The value of this intersectional politics has increased multifold during our period of chronic emergency – from covid to daily and diverse impacts of climatic collapse, from dismantling of standard employment structures to the historic rise in unemployment. Mike was instrumental in preparing the Lucas Plan. A corporate plan that aimed to transform the war economy to civilian economy and produce socially useful products under worker control.

Mike summed up what socially useful production sought to achieve like this: “We have, for example, complex control systems which can guide a missile to another continent with extraordinary accuracy, yet the blind and the disabled have to stagger around our cities in very much the same way as they did in medieval times.”

Now we have vehicles that can “see” but the disabled, because they are not a profitable market, still await the 21st century. This is not due to technological insufficiency or unavailability but due to capitalism’s preference for profitable and wasteful production, just like it was not profitable for capitalist institutions to fund preventive research on the coronavirus when epidemiologists started warning in 2016 or even produce ventilators or hospital beds.
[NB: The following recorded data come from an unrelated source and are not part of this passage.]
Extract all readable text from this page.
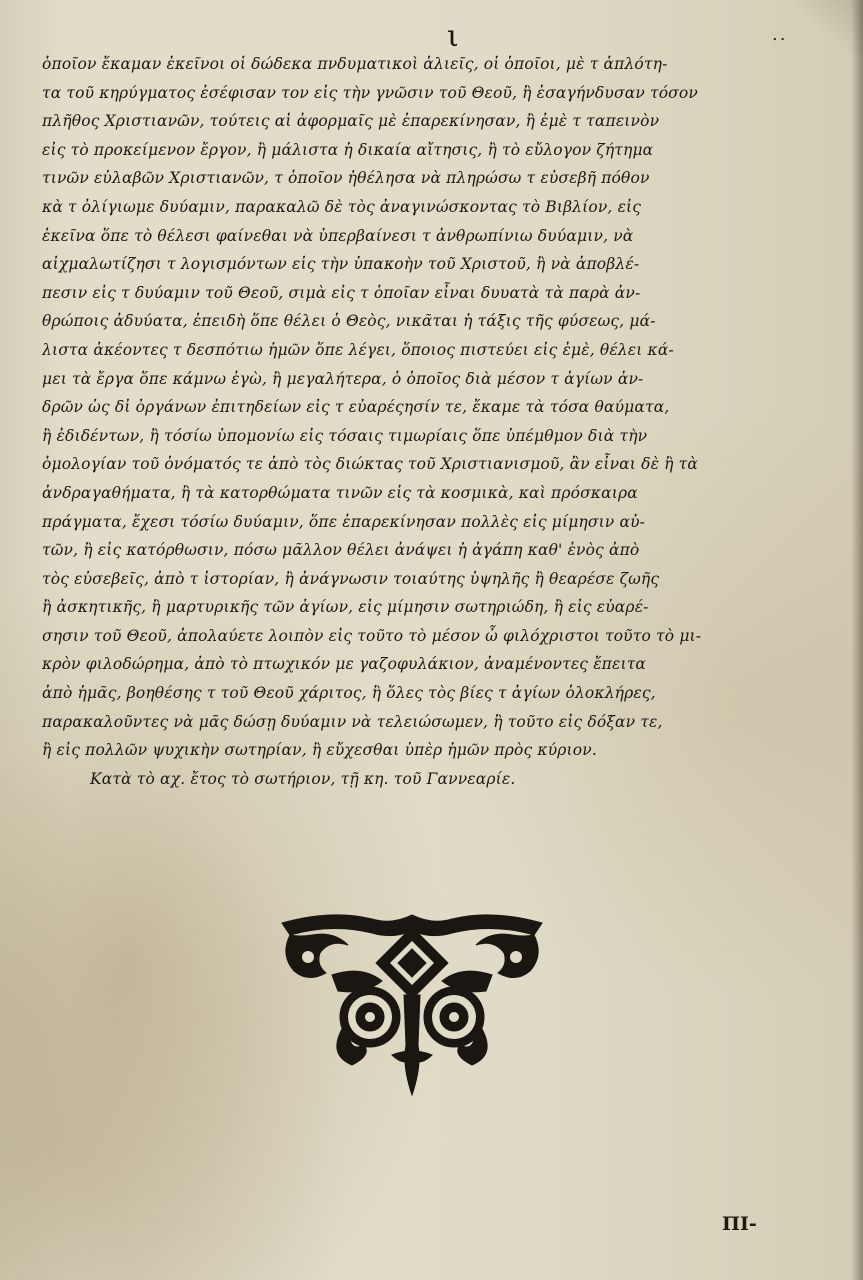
ι	..
ὁποῖον ἔκαμαν ἐκεῖνοι οἱ δώδεκα πνδυματικοὶ ἁλιεῖς, οἱ ὁποῖοι, μὲ τ ἁπλότη-
τα τοῦ κηρύγματος ἐσέφισαν τον εἰς τὴν γνῶσιν τοῦ Θεοῦ, ἢ ἐσαγήνδυσαν τόσον
πλῆθος Χριστιανῶν, τούτεις αἱ ἀφορμαῖς μὲ ἐπαρεκίνησαν, ἢ ἐμὲ τ ταπεινὸν
εἰς τὸ προκείμενον ἔργον, ἢ μάλιστα ἡ δικαία αἴτησις, ἢ τὸ εὔλογον ζήτημα
τινῶν εὐλαβῶν Χριστιανῶν, τ ὁποῖον ἠθέλησα νὰ πληρώσω τ εὐσεβῆ πόθον
κὰ τ ὀλίγιωμε δυύαμιν, παρακαλῶ δὲ τὸς ἀναγινώσκοντας τὸ Βιβλίον, εἰς
ἐκεῖνα ὅπε τὸ θέλεσι φαίνεθαι νὰ ὑπερβαίνεσι τ ἀνθρωπίνιω δυύαμιν, νὰ
αἰχμαλωτίζησι τ λογισμόντων εἰς τὴν ὑπακοὴν τοῦ Χριστοῦ, ἢ νὰ ἀποβλέ-
πεσιν εἰς τ δυύαμιν τοῦ Θεοῦ, σιμὰ εἰς τ ὁποῖαν εἶναι δυυατὰ τὰ παρὰ ἀν-
θρώποις ἀδυύατα, ἐπειδὴ ὅπε θέλει ὁ Θεὸς, νικᾶται ἡ τάξις τῆς φύσεως, μά-
λιστα ἀκέοντες τ δεσπότιω ἡμῶν ὅπε λέγει, ὅποιος πιστεύει εἰς ἐμὲ, θέλει κά-
μει τὰ ἔργα ὅπε κάμνω ἐγὼ, ἢ μεγαλήτερα, ὁ ὁποῖος διὰ μέσον τ ἁγίων ἀν-
δρῶν ὡς δἰ ὀργάνων ἐπιτηδείων εἰς τ εὐαρέςησίν τε, ἔκαμε τὰ τόσα θαύματα,
ἢ ἐδιδέντων, ἢ τόσίω ὑπομονίω εἰς τόσαις τιμωρίαις ὅπε ὑπέμθμον διὰ τὴν
ὁμολογίαν τοῦ ὀνόματός τε ἀπὸ τὸς διώκτας τοῦ Χριστιανισμοῦ, ἂν εἶναι δὲ ἢ τὰ
ἀνδραγαθήματα, ἢ τὰ κατορθώματα τινῶν εἰς τὰ κοσμικὰ, καὶ πρόσκαιρα
πράγματα, ἔχεσι τόσίω δυύαμιν, ὅπε ἐπαρεκίνησαν πολλὲς εἰς μίμησιν αὐ-
τῶν, ἢ εἰς κατόρθωσιν, πόσω μᾶλλον θέλει ἀνάψει ἡ ἀγάπη καθ' ἑνὸς ἀπὸ
τὸς εὐσεβεῖς, ἀπὸ τ ἱστορίαν, ἢ ἀνάγνωσιν τοιαύτης ὑψηλῆς ἢ θεαρέσε ζωῆς
ἢ ἀσκητικῆς, ἢ μαρτυρικῆς τῶν ἁγίων, εἰς μίμησιν σωτηριώδη, ἢ εἰς εὐαρέ-
σησιν τοῦ Θεοῦ, ἀπολαύετε λοιπὸν εἰς τοῦτο τὸ μέσον ὦ φιλόχριστοι τοῦτο τὸ μι-
κρὸν φιλοδώρημα, ἀπὸ τὸ πτωχικόν με γαζοφυλάκιον, ἀναμένοντες ἔπειτα
ἀπὸ ἡμᾶς, βοηθέσης τ τοῦ Θεοῦ χάριτος, ἢ ὅλες τὸς βίες τ ἁγίων ὁλοκλήρες,
παρακαλοῦντες νὰ μᾶς δώσῃ δυύαμιν νὰ τελειώσωμεν, ἢ τοῦτο εἰς δόξαν τε,
ἢ εἰς πολλῶν ψυχικὴν σωτηρίαν, ἢ εὔχεσθαι ὑπὲρ ἡμῶν πρὸς κύριον.
Κατὰ τὸ αχ. ἔτος τὸ σωτήριον, τῇ κη. τοῦ Γαννεαρίε.
ΠΙ-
If the military spending and the incalculable cost of what our society has to forego to sustain it continue to increase at the same pace there is no way to transform our economy to an even a version of capitalism that can prevent irreversible dive toward uninhabitable earth.

But we can neither progress towards producing and constructing what the degrading environment demands nor cut military budget nor prevent job loss because these are not technocratic matters that some right kind of corporate or political leadership or some technological breakthrough can realize. As Mike always noted that these demands are a direct threat to corporate and political managerial power over society. They can only be won by power struggle – by class struggle.